Route, mars 2013

 

 

DES SIGNES INDUBITABLES

 

Naturellement, on ne peut pas s’empêcher de chercher à travers les signes indubitables de renouveau, des signes qui nous concerneraient en propre, qui diraient notre propre renaissance. On fait fausse route : cette route-là, à main droite, encore complètement barrée par la neige et tout à fait impraticable, nous le dit à sa manière. Ce renouvellement incroyable de la nature au début du printemps, nous concerne profondément, c’est-à-dire qu’il ne concerne pas l’individu que nous sommes, mais notre être tout entier. 

Encore et toujours il n’est question que d’entrer dans la danse du temps et du monde.

Les champs encore couverts de neige sale bombardée de branchages. 

Les bois sombres, et cette brume légère qui s’y accroche. 

Les ornières absolument recouvertes de branchages et d’aiguilles, trace de la première tempête printanière, ou de la dernière tempête hivernale c’est selon. 

Partout des flaques d’eau luisante et grise (pas argentée, d’un gris étal et brillant, sans miroitement). 

On laisse à main droite la mare aux grenouilles : partout sur la route les grenouilles rousses écrasées. Un carnage. Il y a là de quoi nourrir tous les charognards pendant plusieurs semaines. C’est beaucoup trop. 

Ainsi le printemps est-il proclamé dans toute sa vigueur et sa cruauté, à travers les chants, les accouplements, le massacre des grenouilles rousses. Massacre d’ailleurs largement compensé par ces millions d’œufs qui grouillent en ce moment dans la mare.

Puis quand même on se réjouit de ces retrouvailles avec la brume, les grands nuages la montagne grise, les images de la route. 

On retrouve avec attendrissement cette vallée noyée par les nuages.

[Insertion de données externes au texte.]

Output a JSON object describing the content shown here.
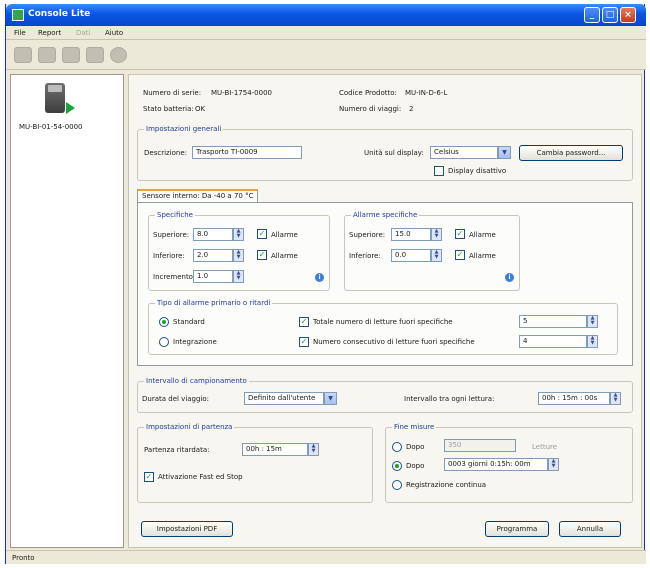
{
  "window": {
    "title": "Console Lite"
  },
  "menu": [
    {
      "label": "File",
      "enabled": true
    },
    {
      "label": "Report",
      "enabled": true
    },
    {
      "label": "Dati",
      "enabled": false
    },
    {
      "label": "Aiuto",
      "enabled": true
    }
  ],
  "toolbar": {
    "icons": [
      "save-icon",
      "print-icon",
      "copy-icon",
      "export-icon",
      "refresh-icon"
    ]
  },
  "sidebar": {
    "device_label": "MU-BI-01-54-0000"
  },
  "info": {
    "serial_label": "Numero di serie:",
    "serial_value": "MU-BI-1754-0000",
    "product_label": "Codice Prodotto:",
    "product_value": "MU-IN-D-6-L",
    "battery_label": "Stato batteria:",
    "battery_value": "OK",
    "trips_label": "Numero di viaggi:",
    "trips_value": "2"
  },
  "general": {
    "title": "Impostazioni generali",
    "description_label": "Descrizione:",
    "description_value": "Trasporto TI-0009",
    "unit_label": "Unità sul display:",
    "unit_value": "Celsius",
    "password_button": "Cambia password...",
    "display_disabled_label": "Display disattivo",
    "display_disabled": false
  },
  "sensor_tab": {
    "label": "Sensore interno: Da -40 a 70 °C"
  },
  "specifications": {
    "title": "Specifiche",
    "upper_label": "Superiore:",
    "upper_value": "8.0",
    "lower_label": "Inferiore:",
    "lower_value": "2.0",
    "increment_label": "Incremento:",
    "increment_value": "1.0",
    "alarm_label": "Allarme",
    "upper_alarm": true,
    "lower_alarm": true
  },
  "alarm_spec": {
    "title": "Allarme specifiche",
    "upper_label": "Superiore:",
    "upper_value": "15.0",
    "lower_label": "Inferiore:",
    "lower_value": "0.0",
    "alarm_label": "Allarme",
    "upper_alarm": true,
    "lower_alarm": true
  },
  "alarm_type": {
    "title": "Tipo di allarme primario o ritardi",
    "standard_label": "Standard",
    "integration_label": "Integrazione",
    "selected": "standard",
    "total_label": "Totale numero di letture fuori specifiche",
    "total_value": "5",
    "consecutive_label": "Numero consecutivo di letture fuori specifiche",
    "consecutive_value": "4",
    "total_checked": true,
    "consecutive_checked": true
  },
  "sampling": {
    "title": "Intervallo di campionamento",
    "trip_label": "Durata del viaggio:",
    "trip_value": "Definito dall'utente",
    "interval_label": "Intervallo tra ogni lettura:",
    "interval_value": "00h : 15m : 00s"
  },
  "start": {
    "title": "Impostazioni di partenza",
    "delay_label": "Partenza ritardata:",
    "delay_value": "00h : 15m",
    "start_stop_label": "Attivazione Fast ed Stop",
    "start_stop": true
  },
  "end": {
    "title": "Fine misure",
    "option1_label": "Dopo",
    "option1_value": "350",
    "option1_unit": "Letture",
    "option2_label": "Dopo",
    "option2_value": "0003 giorni 0:15h: 00m",
    "option3_label": "Registrazione continua",
    "selected": "option2"
  },
  "footer": {
    "pdf_button": "Impostazioni PDF",
    "program_button": "Programma",
    "cancel_button": "Annulla"
  },
  "statusbar": {
    "text": "Pronto"
  }
}
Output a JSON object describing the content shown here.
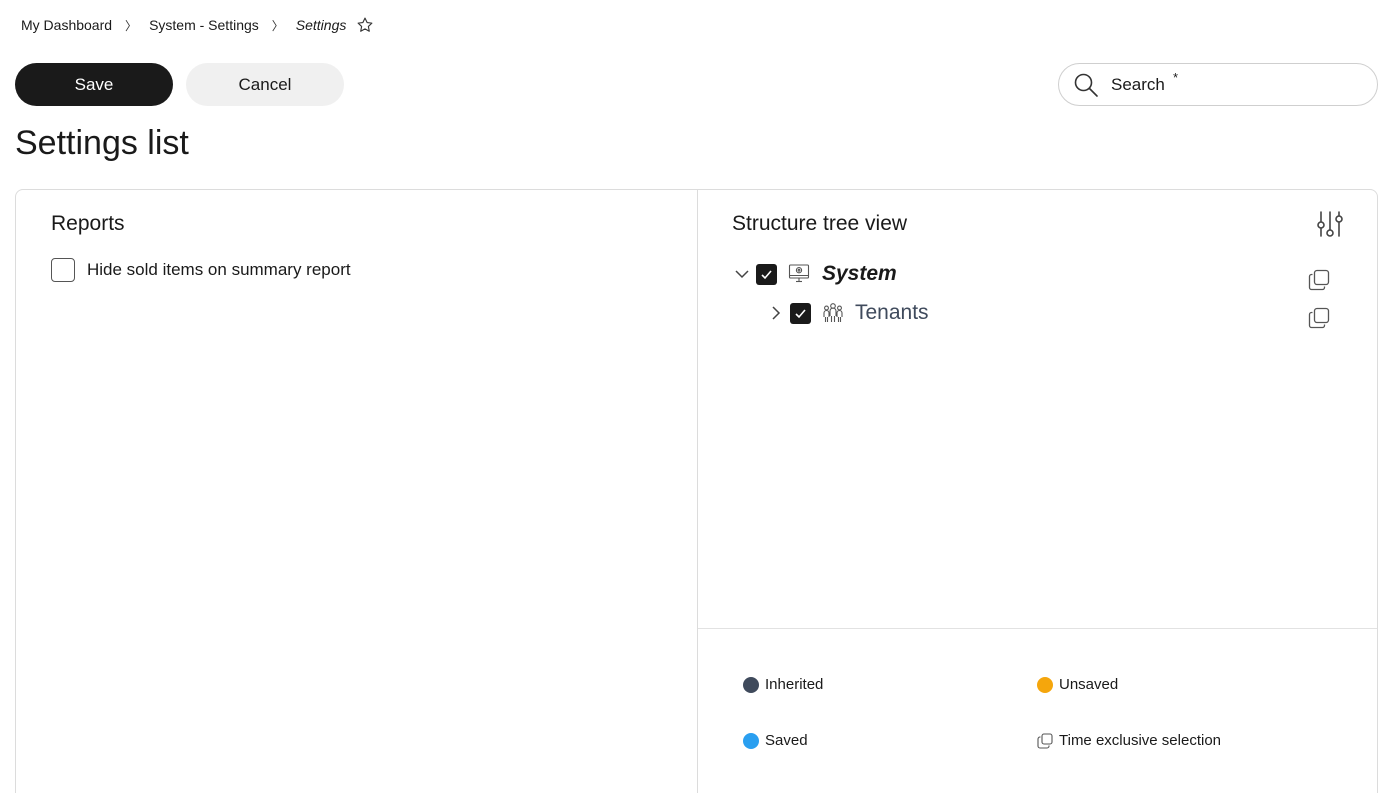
{
  "breadcrumb": {
    "items": [
      "My Dashboard",
      "System - Settings",
      "Settings"
    ],
    "separator": "〉"
  },
  "toolbar": {
    "save_label": "Save",
    "cancel_label": "Cancel"
  },
  "search": {
    "placeholder": "Search",
    "required_marker": "*"
  },
  "page": {
    "title": "Settings list"
  },
  "reports": {
    "title": "Reports",
    "options": [
      {
        "label": "Hide sold items on summary report",
        "checked": false
      }
    ]
  },
  "tree": {
    "title": "Structure tree view",
    "nodes": [
      {
        "label": "System",
        "checked": true,
        "expanded": true,
        "icon": "system-monitor-icon"
      },
      {
        "label": "Tenants",
        "checked": true,
        "expanded": false,
        "icon": "people-group-icon"
      }
    ]
  },
  "legend": {
    "inherited": {
      "label": "Inherited",
      "color": "#3f4a5c"
    },
    "unsaved": {
      "label": "Unsaved",
      "color": "#f5a60c"
    },
    "saved": {
      "label": "Saved",
      "color": "#2a9ff0"
    },
    "time_exclusive": {
      "label": "Time exclusive selection",
      "icon": "copy-icon"
    }
  },
  "colors": {
    "primary": "#1a1a1a",
    "secondary_button": "#f0f0f0",
    "border": "#dcdcdc"
  }
}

Et c’est un peu comme si l’on retrouvait un livre qu’on a lu ou écrit autrefois, et qu’on avait délaissé.

Le champ aux cerfs, désert. 

Les nuages débordent de la vallée et forment une colonne verticale qui monte directement au ciel, formant une sorte de champignon atomique assez impressionnant. On songe que c’est aujourd’hui le deuxième anniversaire de Fukushima (tout à l’heure en classe : « c’est l’anniversaire de Fukushima — les élèves se tournent vers Charline : bon anniversaire Fukushima ! »). 

Partout des cascades, cascades des gouttières, cascades le long des ornières, milliers de fines cascades à travers les champs détrempés. 

On cherche en soi ce qui pourrait ainsi cascader. 

Deux canards traversent.

Pas d’unité dans ces images et dans ces lignes ; rien que des bribes d’images, de pensées, de sensations, de sentiments, et le désir confus de donner au moins une direction à tout ça.